We ploeteren nog een kilometer of vijf tegen de wind in. Langs de Hoogovens van IJmuiden. Ze hebben het wat opgeleukt met kunst van staal. De regen komt inmiddels met bakken uit de hemel. Ik moet denken aan de uitspraak ‘ Some people feel the rain. Others just get wet’. Inmiddels behoor ik tot de eerste categorie. Nat ben ik al, dus er is alle gelegenheid om de regen te voelen. We nemen de waterbus over het van Velsen Noord naar IJmuiden en dan is het nog een klein stukje naar de vriend op de fiets. In het ideale geval. Wat het nu niet is…

De waterbus vaart niet. We moeten terug naar Wijk aan Zee. Zo kom ik er toch weer een tweede keer. Met wind mee deze keer.

 Via de knooppunten vinden we een alternatieve route naar IJmuiden. Wel weer met pont. Hierdoor maken we tien procent meer kilometers dan gepland en komen we op 80. Onze vriendin op de fiets heeft het druk. Ze heeft een babyshower, maar het kind moet nog geboren worden. Ze snapt het niet, maar wij ook niet helemaal. 

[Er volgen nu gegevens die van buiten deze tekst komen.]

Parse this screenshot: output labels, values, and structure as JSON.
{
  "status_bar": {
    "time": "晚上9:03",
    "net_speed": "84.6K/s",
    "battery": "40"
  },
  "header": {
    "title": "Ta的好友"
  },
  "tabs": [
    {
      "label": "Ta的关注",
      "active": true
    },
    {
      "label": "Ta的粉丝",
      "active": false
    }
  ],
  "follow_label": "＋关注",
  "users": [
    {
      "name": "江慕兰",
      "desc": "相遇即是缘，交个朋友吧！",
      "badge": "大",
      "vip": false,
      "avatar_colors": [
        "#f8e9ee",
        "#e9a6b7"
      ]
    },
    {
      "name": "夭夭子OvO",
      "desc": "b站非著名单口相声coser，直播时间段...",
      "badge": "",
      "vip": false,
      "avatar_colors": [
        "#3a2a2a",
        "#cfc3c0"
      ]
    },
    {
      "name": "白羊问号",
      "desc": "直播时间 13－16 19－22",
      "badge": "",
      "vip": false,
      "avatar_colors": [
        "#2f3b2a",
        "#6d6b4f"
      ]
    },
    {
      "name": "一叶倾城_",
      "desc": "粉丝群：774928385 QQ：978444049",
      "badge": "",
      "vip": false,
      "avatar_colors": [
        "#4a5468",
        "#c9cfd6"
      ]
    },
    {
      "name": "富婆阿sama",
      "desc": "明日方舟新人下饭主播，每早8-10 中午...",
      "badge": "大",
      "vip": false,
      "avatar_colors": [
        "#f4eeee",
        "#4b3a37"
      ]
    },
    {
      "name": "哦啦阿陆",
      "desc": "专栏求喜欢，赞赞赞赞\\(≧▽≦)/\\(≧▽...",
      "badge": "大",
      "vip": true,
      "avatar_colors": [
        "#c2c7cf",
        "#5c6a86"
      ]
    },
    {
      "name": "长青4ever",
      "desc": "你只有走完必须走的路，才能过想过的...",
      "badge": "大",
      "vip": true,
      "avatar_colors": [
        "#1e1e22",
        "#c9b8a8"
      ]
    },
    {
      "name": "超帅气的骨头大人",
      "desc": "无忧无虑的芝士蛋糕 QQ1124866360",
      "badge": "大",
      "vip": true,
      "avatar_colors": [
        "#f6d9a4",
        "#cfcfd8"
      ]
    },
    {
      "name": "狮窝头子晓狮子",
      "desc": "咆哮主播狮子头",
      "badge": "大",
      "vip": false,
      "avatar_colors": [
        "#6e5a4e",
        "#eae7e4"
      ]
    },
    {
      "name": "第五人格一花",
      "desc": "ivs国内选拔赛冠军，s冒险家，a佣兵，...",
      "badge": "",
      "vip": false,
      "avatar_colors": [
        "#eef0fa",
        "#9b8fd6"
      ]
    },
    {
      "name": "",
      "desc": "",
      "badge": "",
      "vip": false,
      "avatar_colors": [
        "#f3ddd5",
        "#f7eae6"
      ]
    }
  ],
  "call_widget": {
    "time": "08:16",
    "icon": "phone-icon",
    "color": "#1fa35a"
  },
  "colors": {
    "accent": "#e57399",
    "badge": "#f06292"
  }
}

Voor ons heeft ze een compleet mini appartement met keuken, zitkamer en douche. We zijn er blij mee. Ook met de brede kachel waar alles een beetje op kan drogen. De schoenen heb ik leeg gegooid en gevuld met kranten. Hopelijk zijn ze morgen weer droog. 

kaart-5

Noot:
Deze blog maakt deel uit van een serie van artikelen over bijzondere plekken in Nederland. Het overzicht van alle plekken kun je vinden op mijn website. Daar kun je ook info-boekjes, kaartjes en gpx (route) bestanden downloaden.

3 gedachten over “De best verborgen schatten van Nederland (7)

  1. Willem Mulder zegt:

    Het zat jullie niet mee. Wat het weer betreft. Ik ken nog een uitspraak. ” niet geregend en toch nat” wederom mooi geschreven.